De tweede invaller, Arjan Varkevisser, speelde verdienstelijk remise, waarna de uitslag van de wedstrijd afhing van de partij van teamleider Harry Dekker. Het zou een dramatische partij worden.
Hans Jacobsen – Harry Dekker
Stand na de 37e zet van zwart.
Na 47-41?? Miste zwart een verrassende damzet: (25-30), 34×25 (24-29), 33×24 (22-27), 31×22 (13-19), 24×11 (6×46). De overblijvende stand is na bijvoorbeeld 39-34 niet gewonnen, maar in ieder geval is het veel beter dan zoals het in de partij liep.
Na deze gemiste kans ging Harry in het eindspel namelijk nog dramatisch in de fout.
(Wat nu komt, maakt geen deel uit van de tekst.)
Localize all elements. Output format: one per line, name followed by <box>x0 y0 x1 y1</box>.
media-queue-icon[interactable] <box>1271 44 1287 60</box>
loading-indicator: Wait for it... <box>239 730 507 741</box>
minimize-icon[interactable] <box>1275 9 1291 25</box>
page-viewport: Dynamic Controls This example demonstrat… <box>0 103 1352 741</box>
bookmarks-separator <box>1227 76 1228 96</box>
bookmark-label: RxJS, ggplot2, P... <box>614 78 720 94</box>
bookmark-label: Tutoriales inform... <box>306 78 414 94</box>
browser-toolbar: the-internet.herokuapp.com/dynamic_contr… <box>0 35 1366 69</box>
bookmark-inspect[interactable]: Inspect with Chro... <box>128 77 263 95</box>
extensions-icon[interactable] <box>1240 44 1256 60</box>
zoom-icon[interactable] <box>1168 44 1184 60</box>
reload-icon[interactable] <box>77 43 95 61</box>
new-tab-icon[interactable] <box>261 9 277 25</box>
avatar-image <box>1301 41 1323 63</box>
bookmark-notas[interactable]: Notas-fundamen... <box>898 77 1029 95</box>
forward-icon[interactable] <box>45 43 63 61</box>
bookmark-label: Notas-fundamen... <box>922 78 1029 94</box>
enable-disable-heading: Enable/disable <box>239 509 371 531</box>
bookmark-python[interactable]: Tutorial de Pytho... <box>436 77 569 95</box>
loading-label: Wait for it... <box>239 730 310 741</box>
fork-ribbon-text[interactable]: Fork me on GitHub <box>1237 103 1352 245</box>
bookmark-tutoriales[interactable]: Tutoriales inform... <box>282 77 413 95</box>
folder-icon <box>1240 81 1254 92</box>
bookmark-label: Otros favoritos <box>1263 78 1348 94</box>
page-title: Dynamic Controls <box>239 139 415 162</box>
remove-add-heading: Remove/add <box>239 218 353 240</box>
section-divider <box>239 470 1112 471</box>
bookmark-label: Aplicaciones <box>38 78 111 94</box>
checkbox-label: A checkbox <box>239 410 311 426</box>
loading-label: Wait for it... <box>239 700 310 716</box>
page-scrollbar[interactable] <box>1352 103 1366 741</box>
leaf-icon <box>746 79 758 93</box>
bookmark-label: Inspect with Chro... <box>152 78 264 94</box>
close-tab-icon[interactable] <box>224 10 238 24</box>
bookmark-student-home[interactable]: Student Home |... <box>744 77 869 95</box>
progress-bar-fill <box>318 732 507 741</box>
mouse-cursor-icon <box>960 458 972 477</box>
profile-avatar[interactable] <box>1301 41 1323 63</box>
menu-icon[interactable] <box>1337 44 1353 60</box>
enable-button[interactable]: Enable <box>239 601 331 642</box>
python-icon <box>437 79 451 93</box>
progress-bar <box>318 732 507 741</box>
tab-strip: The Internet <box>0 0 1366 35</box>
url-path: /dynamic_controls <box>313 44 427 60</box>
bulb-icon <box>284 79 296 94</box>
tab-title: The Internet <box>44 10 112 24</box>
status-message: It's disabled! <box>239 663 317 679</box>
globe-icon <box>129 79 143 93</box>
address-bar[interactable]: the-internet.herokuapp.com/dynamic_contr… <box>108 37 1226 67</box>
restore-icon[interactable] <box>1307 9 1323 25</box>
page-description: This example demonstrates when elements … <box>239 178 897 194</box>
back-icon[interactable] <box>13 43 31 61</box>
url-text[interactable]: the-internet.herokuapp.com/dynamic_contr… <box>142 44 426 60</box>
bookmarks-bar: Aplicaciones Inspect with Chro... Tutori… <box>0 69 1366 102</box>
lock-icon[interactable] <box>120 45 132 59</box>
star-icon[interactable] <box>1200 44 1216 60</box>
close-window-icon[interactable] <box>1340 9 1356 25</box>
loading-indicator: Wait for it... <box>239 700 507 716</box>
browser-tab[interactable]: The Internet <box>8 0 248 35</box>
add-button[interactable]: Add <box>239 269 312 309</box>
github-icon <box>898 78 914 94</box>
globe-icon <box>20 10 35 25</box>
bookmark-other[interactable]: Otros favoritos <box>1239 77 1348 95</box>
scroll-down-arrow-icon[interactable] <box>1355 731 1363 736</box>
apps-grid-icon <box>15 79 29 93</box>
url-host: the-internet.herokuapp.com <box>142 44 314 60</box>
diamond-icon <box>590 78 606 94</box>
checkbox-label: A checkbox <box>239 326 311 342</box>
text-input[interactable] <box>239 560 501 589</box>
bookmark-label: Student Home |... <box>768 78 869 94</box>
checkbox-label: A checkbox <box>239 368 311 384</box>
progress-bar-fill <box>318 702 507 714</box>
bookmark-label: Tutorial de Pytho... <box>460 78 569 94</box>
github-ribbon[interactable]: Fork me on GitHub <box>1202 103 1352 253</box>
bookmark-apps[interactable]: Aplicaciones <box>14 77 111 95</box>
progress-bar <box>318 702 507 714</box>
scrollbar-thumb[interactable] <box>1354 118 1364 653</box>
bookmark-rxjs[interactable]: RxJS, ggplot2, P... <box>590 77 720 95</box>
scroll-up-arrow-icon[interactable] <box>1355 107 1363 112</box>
Hans Jacobsen – Harry Dekker
Stand na de 54e zet van wit.
Zwart kan de stand hier gemakkelijk remise houden met (13-19×9). Hij speelde echter (18-23??), 39-34?? [Wit mist de winst. Na 31-27×27 is de stand gewonnen.] (14-19), 24-20 (13-18?) [Nu gaat de partij verloren:] 20-15 (22-28), 15-10 (28×26), 10-5 en zwart gaf op.
Het verrassende is dat zwart in plaats van (13-18) had moeten spelen: (22-28). 32-27 wint dan zeker niet, maar ook het voor de hand liggende 34-29 faalt: (28×26), 29×9 (19-23), 9-4 (23-28), 4-27 (28-33), 27-43 (11-17) [Nu dreigt (17-21), (26-31) en (33-38) met remise] 43-48 (33-38) en nu volgt altijd (26-31) met remise.
Tot slot
Het Leids Damgenootschap is met slechts zeven punten de competitie geëindigd op de negende plaats. De individuele scores waren:
NAAM |
AW |
SCORE |
Hans Tangelder |
11 |
15 |
Evert Dollekamp |
10 |
13 |
Hans Kreder |
9 |
10 |
Edwin van Hofwegen |
9 |
9 |
André van der Kwartel |
9 |
9 |
Jack van der Plas |
9 |
9 |
Maurits Meijer |
11 |
9 |
Evert Bronstring |
11 |
9 |
Peter van den Berg |
10 |
8 |
Harry Dekker |
10 |
5 |
Joop Burgerhout |
1 |
2 |
Hans Kolfoort |
2 |
2 |
Dick den Ouden |
3 |
2 |
Arjan Varkevisser |
1 |
1 |
Hein van Winkel |
2 |
1 |
De tabel illustreert de matige resultaten van het tiental. Slechts drie van de basisspelers scoorden boven hun gemiddelde. Drie spelers scoorden precies volgens hun gemiddelde en de overige bleven daaronder.